Switching to low sulphur fuels in shipping can provide greater reductions in air pollutant emissions than previously assumed. Carbon dioxide emissions also drop when ships slow down because of the more expensive fuel.
The effects of new ship fuel regulations and voluntary lowering of speeds have been investigated in a recently published study1, led by the National Oceanic and Atmospheric Administration (NOAA) scientist Daniel Lack.
In May 2010, the research team measured the emissions from a commercial container ship, Maersk Line's Margrethe Maersk, about 40 miles off the coast of California, while the ship was burning heavy fuel oil (HFO) containing 3.15 per cent sulphur and 0.05 per cent ash. Another set of measurements took place after the ship had switched to marine gas oil (MGO) containing 0.07 per cent sulphur and less than 0.01 per cent ash.
The fuel switch occurred over a 60-minute period, just before the ship came within 24 nautical miles of the California coast. As the ship participated in the Californian voluntary speed reduction incentive programme, it also slowed down from 22 knots to 12 knots, at about the same time as the fuel switch took place.
As the ship transitioned from high sulphur HFO to low sulphur MGO and slowed down the emission factors (expressed as grams of pollutant per kilogram of fuel) for sulphur dioxide (SO2) and fine particles (PM) dropped by about 90 per cent. The emission factors for sulphate (SO4), cloud condensation nuclei (CCN) and black carbon (BC), pollutants that may have either negative or positive climate impacts, also dropped, by 97, 95.5 and 41 per cent, respectively.
More importantly, emissions per kilometre travelled fell even more. By reducing the speed, fuel consumption was significantly reduced, resulting in a 55-per-cent cut in emissions of the greenhouse gas carbon dioxide (CO2). In addition, the switching from HFO to MGO resulted in a 6-per-cent reduction in CO2 emissions, due to the higher energy content of MGO. These two factors combined resulted in an overall CO2 emission reduction of 58 per cent.
Calculated as emissions per kilometre travelled, pollutant emissions of SO2 and PM both came down by 96 per cent, and those of BC by 75 per cent (see table of all pollutants).
Table: Emission reductions per kilometre travelled by the Margrethe Maersk as a result of fuel switch, speed reduction and combined.

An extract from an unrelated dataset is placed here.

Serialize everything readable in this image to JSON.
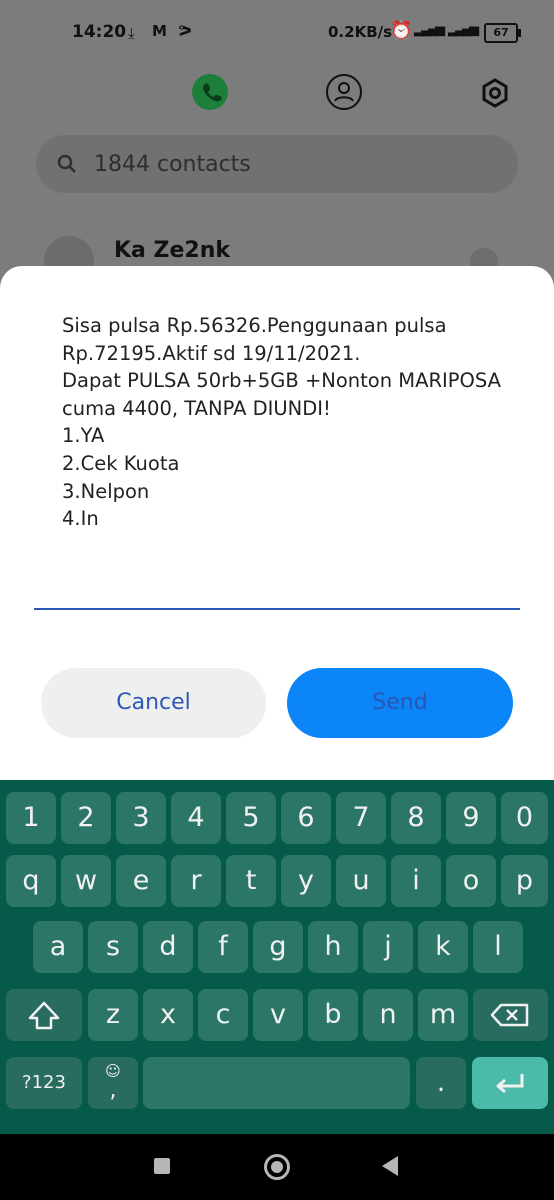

While SO2 is best known as a precursor to acid rain, it also degrades air quality, both directly and indirectly through chemical reactions in the atmosphere. Emissions of SO2 lead to the formation of secondary sulphate particles (PM2.5) in the atmosphere, which poses serious public health concerns. Sulphate particles have a negative radiative forcing, i.e. they contribute to cooling the planet.
Primary PM is a well-known health hazard and can, among other things, damage people's lungs and hearts, leading to premature deaths. Black carbon is a component of PM that comprises dark-coloured particles that can warm the atmosphere and also degrade air quality.
The authors of the study discuss the net radiative effect (warming vs. cooling) of the fuel switch. Changes in the emissions of various air pollutants – some which have a warming effect, others which have cooling effects – likely mean net warming. They argue that the reduction in BC emissions due to fuel quality changes "might suggest a consideration of more refined fuels for future Arctic shipping."
The study's new information on reductions in PM emissions suggests that switching to low-sulphur MGO will result in greater health improvements than previously estimated. So the findings of this study could have global significance, as new international regulations by the International Maritime Organization (IMO) require vessels in designated Sulphur Emission Control Areas (SECAs) to switch to MGO with a maximum of 0.1 per cent fuel as from 2015. At present, nearly the whole coastline of the U.S. and Canada (out to 200 nautical miles) as well as the Baltic Sea, the North Sea and the English Channel are SECAs, and more sea areas may follow their initiative.
Moreover, from 2020 IMO's global sulphur limit will be strengthened from the current level of 4.5 per cent to 0.5 per cent.
"These scientific findings clearly demonstrate that ships off our coast now emit significantly less sulphur pollution than in the past," said California Air Resources Board Chairman Mary D. Nichols. "This is good news for California and for the nation. When the federal regulations kick in for ships to use low-sulphur fuel, communities throughout America that live near shipping lanes and next to ports will see clean air benefits."
Impact of Fuel Quality Regulation and Speed Reductions on Shipping Emissions: Implications for Climate and Air Quality. By Daniel Lack et al. Published in Environmental Science & Technology.